My name is Maher Gabra. I started activism when I was twenty one. I started actually in the mental health field as a psychologist so that one day I would be very interested in politics. I know that since I was very young, I was very passionate about how to stop child abuse, specifically domestic abuse and abuse in schools. So I worked for nine years as a psychologist and mental health educator. I was giving a lot of training to parents and college teachers, social workers country. Throughout this journey, I started to feel that there was a more systematic problem. It’s not only about counseling. There’s something wrong with the culture, there is something wrong that needs to be addressed on a national level, not only on an individual level.
At this point, I started to feel that I want to do something on the macro level, not on the micro level. So I felt like “OK I want to do something different.” So, in 2006, I co-founded an organization called the ‘Egyptian Foundation for the Advancement of Childhood Conditions’, and now it has become the leading organization in Child Rights in Egypt. One of the things that we requested is to criminalize FGM. It’s not your right as a parent to enact this horrible practice on your young ones. It is a crime. So we wanted to make it a crime. I remember one of the parliamentary members from the Muslim Brotherhood said, “Mr. Maher, what you are saying is totally against Islam.”
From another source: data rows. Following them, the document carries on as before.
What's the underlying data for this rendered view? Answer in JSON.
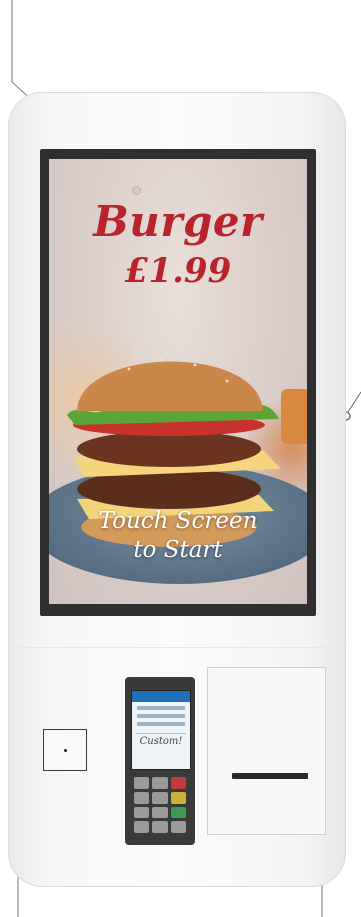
{
  "promo": {
    "title": "Burger",
    "price": "£1.99",
    "call_to_action_line1": "Touch Screen",
    "call_to_action_line2": "to Start"
  },
  "colors": {
    "promo_text": "#b8242e",
    "call_to_action_text": "#ffffff",
    "kiosk_body": "#f6f6f7",
    "bezel": "#2f2f2f",
    "terminal_body": "#3a3a3a",
    "terminal_screen_header": "#1d6fb8"
  },
  "terminal": {
    "signature_text": "Custom!"
  },
  "icons": {
    "scanner": "barcode-scanner-icon",
    "camera": "camera-dot-icon",
    "callout_marker": "circle-marker-icon"
  }
}
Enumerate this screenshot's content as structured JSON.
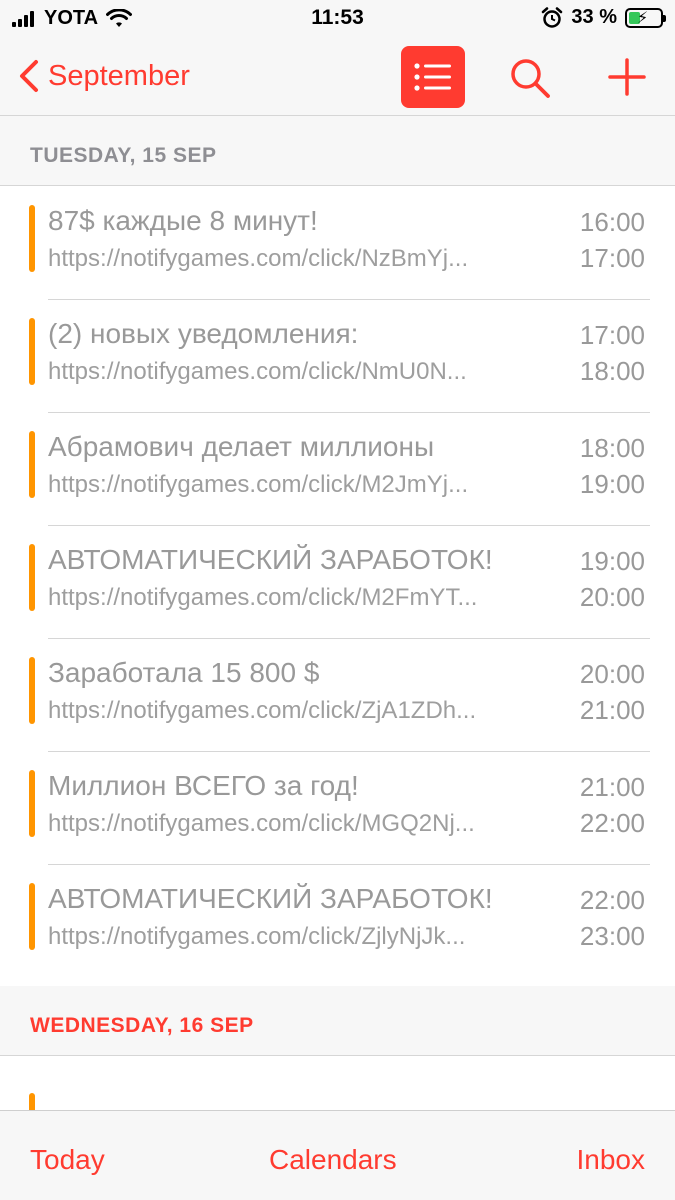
{
  "status_bar": {
    "carrier": "YOTA",
    "time": "11:53",
    "battery_percent": "33 %",
    "battery_level": 0.33,
    "icons": [
      "signal-icon",
      "wifi-icon",
      "alarm-icon",
      "battery-charging-icon"
    ]
  },
  "nav": {
    "back_label": "September",
    "list_button_icon": "list-icon",
    "search_icon": "search-icon",
    "add_icon": "plus-icon",
    "accent_color": "#ff3b30"
  },
  "days": [
    {
      "header": "TUESDAY, 15 SEP",
      "header_color": "#8e8e93",
      "events": [
        {
          "title": "87$ каждые 8 минут!",
          "url": "https://notifygames.com/click/NzBmYj...",
          "start": "16:00",
          "end": "17:00"
        },
        {
          "title": "(2) новых уведомления:",
          "url": "https://notifygames.com/click/NmU0N...",
          "start": "17:00",
          "end": "18:00"
        },
        {
          "title": "Абрамович делает миллионы",
          "url": "https://notifygames.com/click/M2JmYj...",
          "start": "18:00",
          "end": "19:00"
        },
        {
          "title": "АВТОМАТИЧЕСКИЙ ЗАРАБОТОК!",
          "url": "https://notifygames.com/click/M2FmYT...",
          "start": "19:00",
          "end": "20:00"
        },
        {
          "title": "Заработала 15 800 $",
          "url": "https://notifygames.com/click/ZjA1ZDh...",
          "start": "20:00",
          "end": "21:00"
        },
        {
          "title": "Миллион ВСЕГО за год!",
          "url": "https://notifygames.com/click/MGQ2Nj...",
          "start": "21:00",
          "end": "22:00"
        },
        {
          "title": "АВТОМАТИЧЕСКИЙ ЗАРАБОТОК!",
          "url": "https://notifygames.com/click/ZjlyNjJk...",
          "start": "22:00",
          "end": "23:00"
        }
      ]
    },
    {
      "header": "WEDNESDAY, 16 SEP",
      "header_color": "#ff3b30",
      "events": []
    }
  ],
  "event_bar_color": "#ff9500",
  "tabs": {
    "today": "Today",
    "calendars": "Calendars",
    "inbox": "Inbox"
  }
}
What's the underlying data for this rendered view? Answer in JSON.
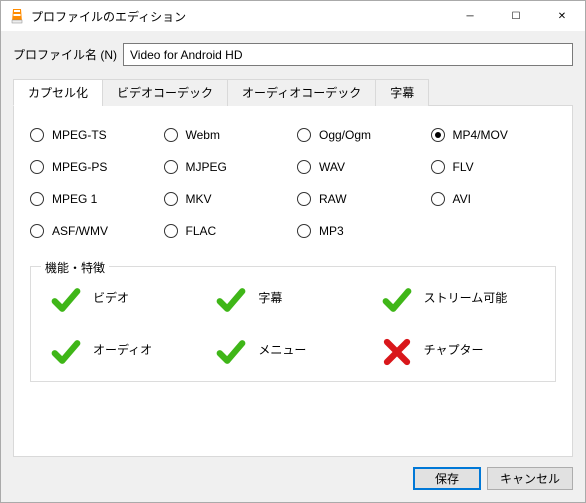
{
  "window": {
    "title": "プロファイルのエディション"
  },
  "profile": {
    "label": "プロファイル名 (N)",
    "value": "Video for Android HD"
  },
  "tabs": [
    {
      "label": "カプセル化",
      "active": true
    },
    {
      "label": "ビデオコーデック",
      "active": false
    },
    {
      "label": "オーディオコーデック",
      "active": false
    },
    {
      "label": "字幕",
      "active": false
    }
  ],
  "formats": [
    {
      "label": "MPEG-TS",
      "selected": false
    },
    {
      "label": "Webm",
      "selected": false
    },
    {
      "label": "Ogg/Ogm",
      "selected": false
    },
    {
      "label": "MP4/MOV",
      "selected": true
    },
    {
      "label": "MPEG-PS",
      "selected": false
    },
    {
      "label": "MJPEG",
      "selected": false
    },
    {
      "label": "WAV",
      "selected": false
    },
    {
      "label": "FLV",
      "selected": false
    },
    {
      "label": "MPEG 1",
      "selected": false
    },
    {
      "label": "MKV",
      "selected": false
    },
    {
      "label": "RAW",
      "selected": false
    },
    {
      "label": "AVI",
      "selected": false
    },
    {
      "label": "ASF/WMV",
      "selected": false
    },
    {
      "label": "FLAC",
      "selected": false
    },
    {
      "label": "MP3",
      "selected": false
    }
  ],
  "features": {
    "heading": "機能・特徴",
    "items": [
      {
        "label": "ビデオ",
        "ok": true
      },
      {
        "label": "字幕",
        "ok": true
      },
      {
        "label": "ストリーム可能",
        "ok": true
      },
      {
        "label": "オーディオ",
        "ok": true
      },
      {
        "label": "メニュー",
        "ok": true
      },
      {
        "label": "チャプター",
        "ok": false
      }
    ]
  },
  "buttons": {
    "save": "保存",
    "cancel": "キャンセル"
  }
}
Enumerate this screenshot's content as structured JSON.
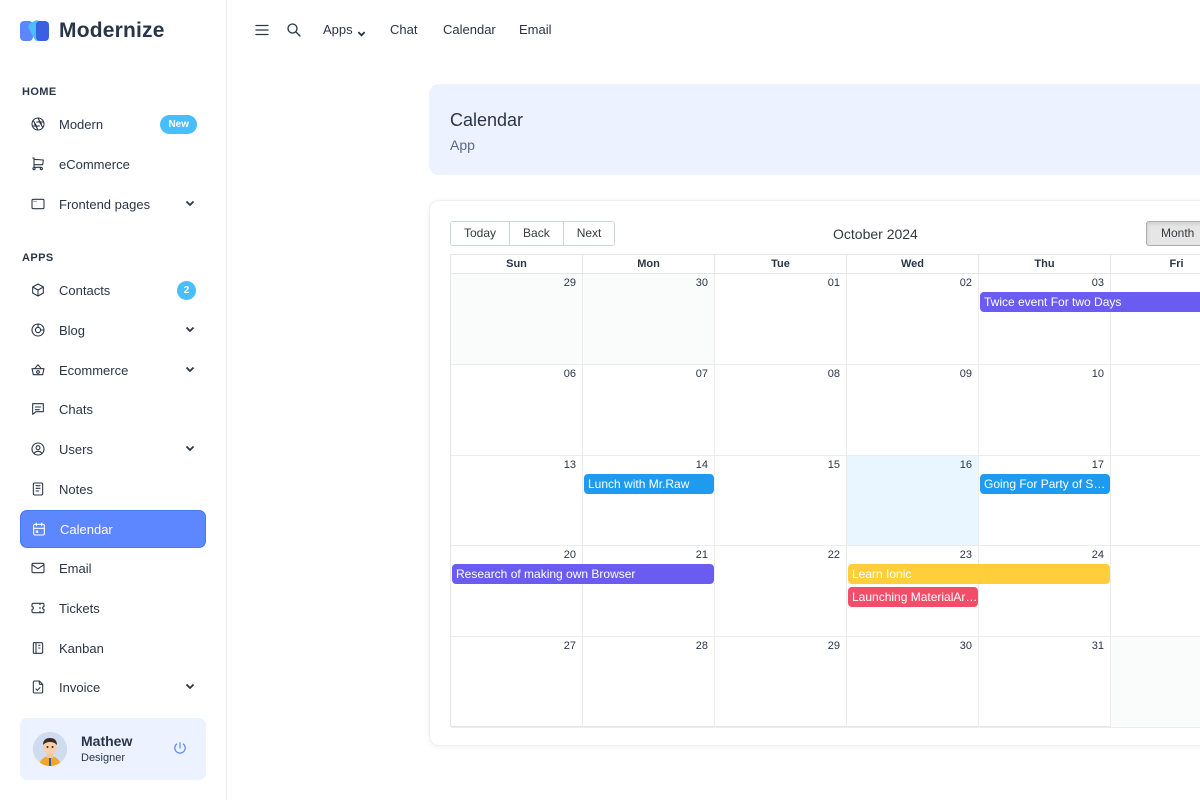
{
  "brand": {
    "name": "Modernize"
  },
  "sidebar": {
    "sections": {
      "home": "HOME",
      "apps": "APPS"
    },
    "home_items": [
      {
        "label": "Modern",
        "icon": "aperture-icon",
        "badge": "New"
      },
      {
        "label": "eCommerce",
        "icon": "shopping-cart-icon"
      },
      {
        "label": "Frontend pages",
        "icon": "app-window-icon",
        "chevron": true
      }
    ],
    "app_items": [
      {
        "label": "Contacts",
        "icon": "box-icon",
        "badge": "2"
      },
      {
        "label": "Blog",
        "icon": "chart-donut-icon",
        "chevron": true
      },
      {
        "label": "Ecommerce",
        "icon": "basket-icon",
        "chevron": true
      },
      {
        "label": "Chats",
        "icon": "message-icon"
      },
      {
        "label": "Users",
        "icon": "user-circle-icon",
        "chevron": true
      },
      {
        "label": "Notes",
        "icon": "notes-icon"
      },
      {
        "label": "Calendar",
        "icon": "calendar-icon",
        "active": true
      },
      {
        "label": "Email",
        "icon": "mail-icon"
      },
      {
        "label": "Tickets",
        "icon": "ticket-icon"
      },
      {
        "label": "Kanban",
        "icon": "notebook-icon"
      },
      {
        "label": "Invoice",
        "icon": "file-check-icon",
        "chevron": true
      }
    ],
    "profile": {
      "name": "Mathew",
      "role": "Designer"
    }
  },
  "topbar": {
    "links": [
      "Apps",
      "Chat",
      "Calendar",
      "Email"
    ]
  },
  "page": {
    "title": "Calendar",
    "subtitle": "App"
  },
  "calendar": {
    "toolbar": {
      "today": "Today",
      "back": "Back",
      "next": "Next",
      "label": "October 2024",
      "view": "Month"
    },
    "weekdays": [
      "Sun",
      "Mon",
      "Tue",
      "Wed",
      "Thu",
      "Fri"
    ],
    "weeks": [
      [
        "29",
        "30",
        "01",
        "02",
        "03",
        ""
      ],
      [
        "06",
        "07",
        "08",
        "09",
        "10",
        ""
      ],
      [
        "13",
        "14",
        "15",
        "16",
        "17",
        ""
      ],
      [
        "20",
        "21",
        "22",
        "23",
        "24",
        ""
      ],
      [
        "27",
        "28",
        "29",
        "30",
        "31",
        ""
      ]
    ],
    "events": [
      {
        "title": "Twice event For two Days",
        "color": "#6a5cf0"
      },
      {
        "title": "Lunch with Mr.Raw",
        "color": "#1e9bef"
      },
      {
        "title": "Going For Party of Sahar",
        "color": "#1e9bef"
      },
      {
        "title": "Research of making own Browser",
        "color": "#6a5cf0"
      },
      {
        "title": "Learn Ionic",
        "color": "#ffcf3b"
      },
      {
        "title": "Launching MaterialArt Angular",
        "color": "#f44d6a"
      }
    ]
  },
  "colors": {
    "primary": "#5d87ff",
    "light_primary": "#ecf2ff",
    "info": "#49beff"
  }
}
In the wake of this, I became much more interested in politics, and believed we need a systematic change, a political change. In the same year, I got Fulbright scholarship to do my Masters here in the United States. So, I came, I traveled for the first time to the US. I went to Boston, a very nice city. I loved the place, I loved the university; it was Boston College. I completed my Masters. I went back in March 2010, and I remember when I was going to the airport the day I left Boston one of my friends was giving me a ride and she asked me a question. She said “Maher, what is the thing that you’re going to miss in the U.S?”, and without even thinking for a second, I said “freedom.”
So, if I can take this freedom with me I will be so happy, but of course you cannot take it with you and your luggage. Yeah, you can take other things like you can take food, you can take photos, and whatever, but you cannot take freedom. I went back to Egypt full of passion of how to bring this culture to my country. I believe that we face two big problems; religious extremism or fundamentalism and military dictatorship. If we do not solve those problems in the Middle East in general, not only in Egypt, nobody will be safe. So, this is my message: support those who fight hard every single day to change the discourse in the Middle East because it’s an intellectual battle before anything else. Yes, the military solution is important but at the same time, if we do not defeat the ideology, there is no way we would have peace and we will continue talking about poor victims of war, poor women who get sexually enslaved. We have to end this and the way to start is to defeat them through knowledge.”